Several Indian entities - individuals, companies, trusts and others - are reportedly on the list. The government has taken serious note of the same and has said that a multi-agency team headed by the chairman of the Central Board of Direct Taxes (CBDT) and including officers from the Enforcement Directorate (ED), the income tax department, Financial Intelligence Unit and the RBI will probe the charges. This is good as the guilty persons and entities, which have transferred their wealth abroad through unfair means and have hidden it to deny the country the taxes due on income from such assets, must be brought to book. Although this is not the first time that such a disclosure has been made (there was the Offshore Leaks in 2013, the Panama Papers in 2016 and the Paradise Papers in 2017), it is by far the biggest.

Most such investigations almost always fail to reveal much. Although the government has said that it will seek information from foreign jurisdictions, getting relevant information from tax havens is difficult, if not impossible. The government also said that a result of the probes in the Panama and Paradise papers, it had discovered undisclosed income to the tune of Rs 20,352crore. Since this leak is much bigger that the earlier ones, it is expected that the agencies will be able to unearth a substantially higher amount of undisclosed income.

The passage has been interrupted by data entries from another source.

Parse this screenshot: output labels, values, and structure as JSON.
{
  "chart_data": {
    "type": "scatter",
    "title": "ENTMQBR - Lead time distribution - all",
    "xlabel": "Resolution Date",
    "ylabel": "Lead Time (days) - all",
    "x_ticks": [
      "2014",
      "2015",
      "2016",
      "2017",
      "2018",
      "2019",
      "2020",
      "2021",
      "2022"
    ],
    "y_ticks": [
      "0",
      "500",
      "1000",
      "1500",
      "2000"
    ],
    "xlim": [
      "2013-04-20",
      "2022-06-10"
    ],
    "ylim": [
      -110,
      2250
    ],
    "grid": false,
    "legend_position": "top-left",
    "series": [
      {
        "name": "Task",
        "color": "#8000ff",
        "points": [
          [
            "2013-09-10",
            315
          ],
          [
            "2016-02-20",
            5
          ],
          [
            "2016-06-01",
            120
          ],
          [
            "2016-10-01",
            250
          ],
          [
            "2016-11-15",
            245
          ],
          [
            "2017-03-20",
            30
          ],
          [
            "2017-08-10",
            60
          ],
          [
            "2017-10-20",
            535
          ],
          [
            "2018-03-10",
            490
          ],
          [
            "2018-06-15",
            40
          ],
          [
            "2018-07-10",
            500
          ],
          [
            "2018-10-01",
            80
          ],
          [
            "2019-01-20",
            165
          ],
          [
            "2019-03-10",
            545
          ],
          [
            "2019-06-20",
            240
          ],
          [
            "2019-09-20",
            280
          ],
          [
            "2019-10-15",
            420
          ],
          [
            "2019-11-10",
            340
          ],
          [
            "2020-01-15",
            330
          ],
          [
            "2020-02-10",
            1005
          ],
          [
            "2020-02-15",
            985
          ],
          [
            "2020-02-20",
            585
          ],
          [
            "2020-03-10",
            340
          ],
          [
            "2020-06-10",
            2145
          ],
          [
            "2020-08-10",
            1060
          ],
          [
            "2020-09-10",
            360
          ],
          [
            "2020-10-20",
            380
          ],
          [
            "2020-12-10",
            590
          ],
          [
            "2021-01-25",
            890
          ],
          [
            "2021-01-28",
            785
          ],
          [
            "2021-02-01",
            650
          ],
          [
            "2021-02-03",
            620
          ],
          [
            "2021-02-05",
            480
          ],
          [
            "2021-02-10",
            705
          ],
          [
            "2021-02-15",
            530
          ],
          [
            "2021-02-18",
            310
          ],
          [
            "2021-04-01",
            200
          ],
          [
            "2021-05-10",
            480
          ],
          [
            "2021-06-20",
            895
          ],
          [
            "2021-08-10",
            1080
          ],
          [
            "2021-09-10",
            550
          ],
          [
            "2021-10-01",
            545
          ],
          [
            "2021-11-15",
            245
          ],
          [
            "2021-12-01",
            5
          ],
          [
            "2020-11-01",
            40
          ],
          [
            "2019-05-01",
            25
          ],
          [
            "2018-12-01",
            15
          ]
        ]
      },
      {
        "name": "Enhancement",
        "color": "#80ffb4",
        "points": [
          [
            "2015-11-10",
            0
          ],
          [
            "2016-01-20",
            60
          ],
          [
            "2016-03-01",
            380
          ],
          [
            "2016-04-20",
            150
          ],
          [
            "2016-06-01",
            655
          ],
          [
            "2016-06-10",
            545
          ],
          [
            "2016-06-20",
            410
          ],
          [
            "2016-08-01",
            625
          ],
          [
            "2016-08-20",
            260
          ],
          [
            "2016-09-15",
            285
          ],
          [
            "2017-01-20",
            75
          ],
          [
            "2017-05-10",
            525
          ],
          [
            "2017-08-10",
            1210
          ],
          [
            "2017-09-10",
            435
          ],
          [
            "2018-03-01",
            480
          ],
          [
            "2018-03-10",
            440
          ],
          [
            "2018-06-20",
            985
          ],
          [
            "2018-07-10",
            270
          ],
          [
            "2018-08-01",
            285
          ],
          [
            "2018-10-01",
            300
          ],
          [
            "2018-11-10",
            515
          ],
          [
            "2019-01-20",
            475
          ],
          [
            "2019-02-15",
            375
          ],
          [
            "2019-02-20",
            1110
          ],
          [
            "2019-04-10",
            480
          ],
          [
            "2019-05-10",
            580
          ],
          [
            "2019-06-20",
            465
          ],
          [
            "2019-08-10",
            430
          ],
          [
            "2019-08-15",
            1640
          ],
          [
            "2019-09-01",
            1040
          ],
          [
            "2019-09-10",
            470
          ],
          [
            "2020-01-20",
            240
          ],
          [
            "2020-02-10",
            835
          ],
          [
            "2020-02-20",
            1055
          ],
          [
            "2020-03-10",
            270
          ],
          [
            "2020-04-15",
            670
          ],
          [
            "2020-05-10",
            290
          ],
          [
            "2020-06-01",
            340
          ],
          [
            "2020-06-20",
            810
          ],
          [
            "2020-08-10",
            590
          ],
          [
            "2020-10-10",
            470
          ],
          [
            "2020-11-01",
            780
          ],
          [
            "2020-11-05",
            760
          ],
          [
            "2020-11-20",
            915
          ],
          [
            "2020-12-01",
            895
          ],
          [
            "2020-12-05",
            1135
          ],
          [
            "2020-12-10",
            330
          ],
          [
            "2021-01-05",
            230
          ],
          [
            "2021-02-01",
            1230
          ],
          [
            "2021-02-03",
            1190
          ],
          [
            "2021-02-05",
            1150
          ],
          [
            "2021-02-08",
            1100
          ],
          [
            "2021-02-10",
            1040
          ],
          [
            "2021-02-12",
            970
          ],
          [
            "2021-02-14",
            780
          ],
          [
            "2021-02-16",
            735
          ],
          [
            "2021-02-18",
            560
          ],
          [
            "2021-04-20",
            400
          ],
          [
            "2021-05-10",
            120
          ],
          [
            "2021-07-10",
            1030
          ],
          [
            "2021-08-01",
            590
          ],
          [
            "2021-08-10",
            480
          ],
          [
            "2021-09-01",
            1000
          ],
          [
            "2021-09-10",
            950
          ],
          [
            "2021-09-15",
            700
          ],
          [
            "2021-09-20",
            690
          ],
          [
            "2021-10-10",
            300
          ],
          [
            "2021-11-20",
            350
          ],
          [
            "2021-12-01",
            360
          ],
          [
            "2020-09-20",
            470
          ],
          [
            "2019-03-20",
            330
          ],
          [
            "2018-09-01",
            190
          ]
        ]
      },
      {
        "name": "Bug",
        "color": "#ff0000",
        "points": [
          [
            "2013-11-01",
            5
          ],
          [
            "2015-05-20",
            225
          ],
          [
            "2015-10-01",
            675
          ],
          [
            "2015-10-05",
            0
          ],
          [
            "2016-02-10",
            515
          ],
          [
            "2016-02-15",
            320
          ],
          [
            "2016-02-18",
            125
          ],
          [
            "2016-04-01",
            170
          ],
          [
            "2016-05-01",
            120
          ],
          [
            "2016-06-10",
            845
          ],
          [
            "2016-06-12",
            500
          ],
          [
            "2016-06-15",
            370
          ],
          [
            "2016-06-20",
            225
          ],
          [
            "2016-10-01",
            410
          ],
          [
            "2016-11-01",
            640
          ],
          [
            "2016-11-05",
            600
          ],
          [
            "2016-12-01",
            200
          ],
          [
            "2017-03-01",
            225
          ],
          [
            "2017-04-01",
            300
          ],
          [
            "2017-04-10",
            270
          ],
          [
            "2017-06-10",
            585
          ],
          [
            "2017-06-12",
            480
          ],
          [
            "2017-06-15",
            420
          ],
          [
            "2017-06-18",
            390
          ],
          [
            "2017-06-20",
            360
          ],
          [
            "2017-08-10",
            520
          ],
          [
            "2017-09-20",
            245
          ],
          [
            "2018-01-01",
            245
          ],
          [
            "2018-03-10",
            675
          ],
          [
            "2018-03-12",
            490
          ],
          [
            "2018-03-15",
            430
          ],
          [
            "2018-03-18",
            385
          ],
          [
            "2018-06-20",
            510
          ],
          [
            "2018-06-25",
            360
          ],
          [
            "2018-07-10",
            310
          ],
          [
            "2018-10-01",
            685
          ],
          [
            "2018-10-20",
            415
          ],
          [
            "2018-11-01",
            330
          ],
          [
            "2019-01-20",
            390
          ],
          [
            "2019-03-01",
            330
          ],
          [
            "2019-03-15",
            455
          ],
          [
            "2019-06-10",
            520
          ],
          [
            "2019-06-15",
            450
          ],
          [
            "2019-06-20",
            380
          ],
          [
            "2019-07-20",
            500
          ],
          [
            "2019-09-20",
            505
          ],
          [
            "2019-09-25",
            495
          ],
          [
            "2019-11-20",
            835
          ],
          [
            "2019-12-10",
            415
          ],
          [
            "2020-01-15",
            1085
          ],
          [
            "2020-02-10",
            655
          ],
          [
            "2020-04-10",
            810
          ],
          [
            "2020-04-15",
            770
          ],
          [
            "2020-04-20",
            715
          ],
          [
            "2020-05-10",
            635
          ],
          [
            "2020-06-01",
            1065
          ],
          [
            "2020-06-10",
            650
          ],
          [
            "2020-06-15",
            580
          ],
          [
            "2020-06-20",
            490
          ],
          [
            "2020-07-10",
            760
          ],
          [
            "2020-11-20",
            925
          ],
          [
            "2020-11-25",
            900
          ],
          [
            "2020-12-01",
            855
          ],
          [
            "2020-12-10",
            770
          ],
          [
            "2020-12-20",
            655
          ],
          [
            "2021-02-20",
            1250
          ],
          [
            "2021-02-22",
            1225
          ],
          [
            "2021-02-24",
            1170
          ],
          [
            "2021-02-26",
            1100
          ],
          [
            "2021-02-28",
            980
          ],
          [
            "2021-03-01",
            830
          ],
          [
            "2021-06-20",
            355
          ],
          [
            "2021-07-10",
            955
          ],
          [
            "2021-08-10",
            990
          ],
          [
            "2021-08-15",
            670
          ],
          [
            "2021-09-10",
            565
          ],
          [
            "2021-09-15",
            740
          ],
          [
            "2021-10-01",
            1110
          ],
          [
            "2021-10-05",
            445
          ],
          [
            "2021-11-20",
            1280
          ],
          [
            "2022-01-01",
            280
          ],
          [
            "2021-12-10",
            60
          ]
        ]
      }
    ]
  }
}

But the alacrity with which the government acted on the Pandora Papers is in direct contrast to the inaction on the Pegasus issue although it was also investigated by a similar consortium of investigative journalists worldwide and India was named as a country where the spyware was used to hack the phones of politicians and prominent citizens. In the case of Pandora Papers, the issue is revenue loss but in the case of Pegasus, it was national security as if the government was not using the spyware (as it claimed) it must be known who was using it and to what end. The government would do well to investigate that matter too with similar urgency.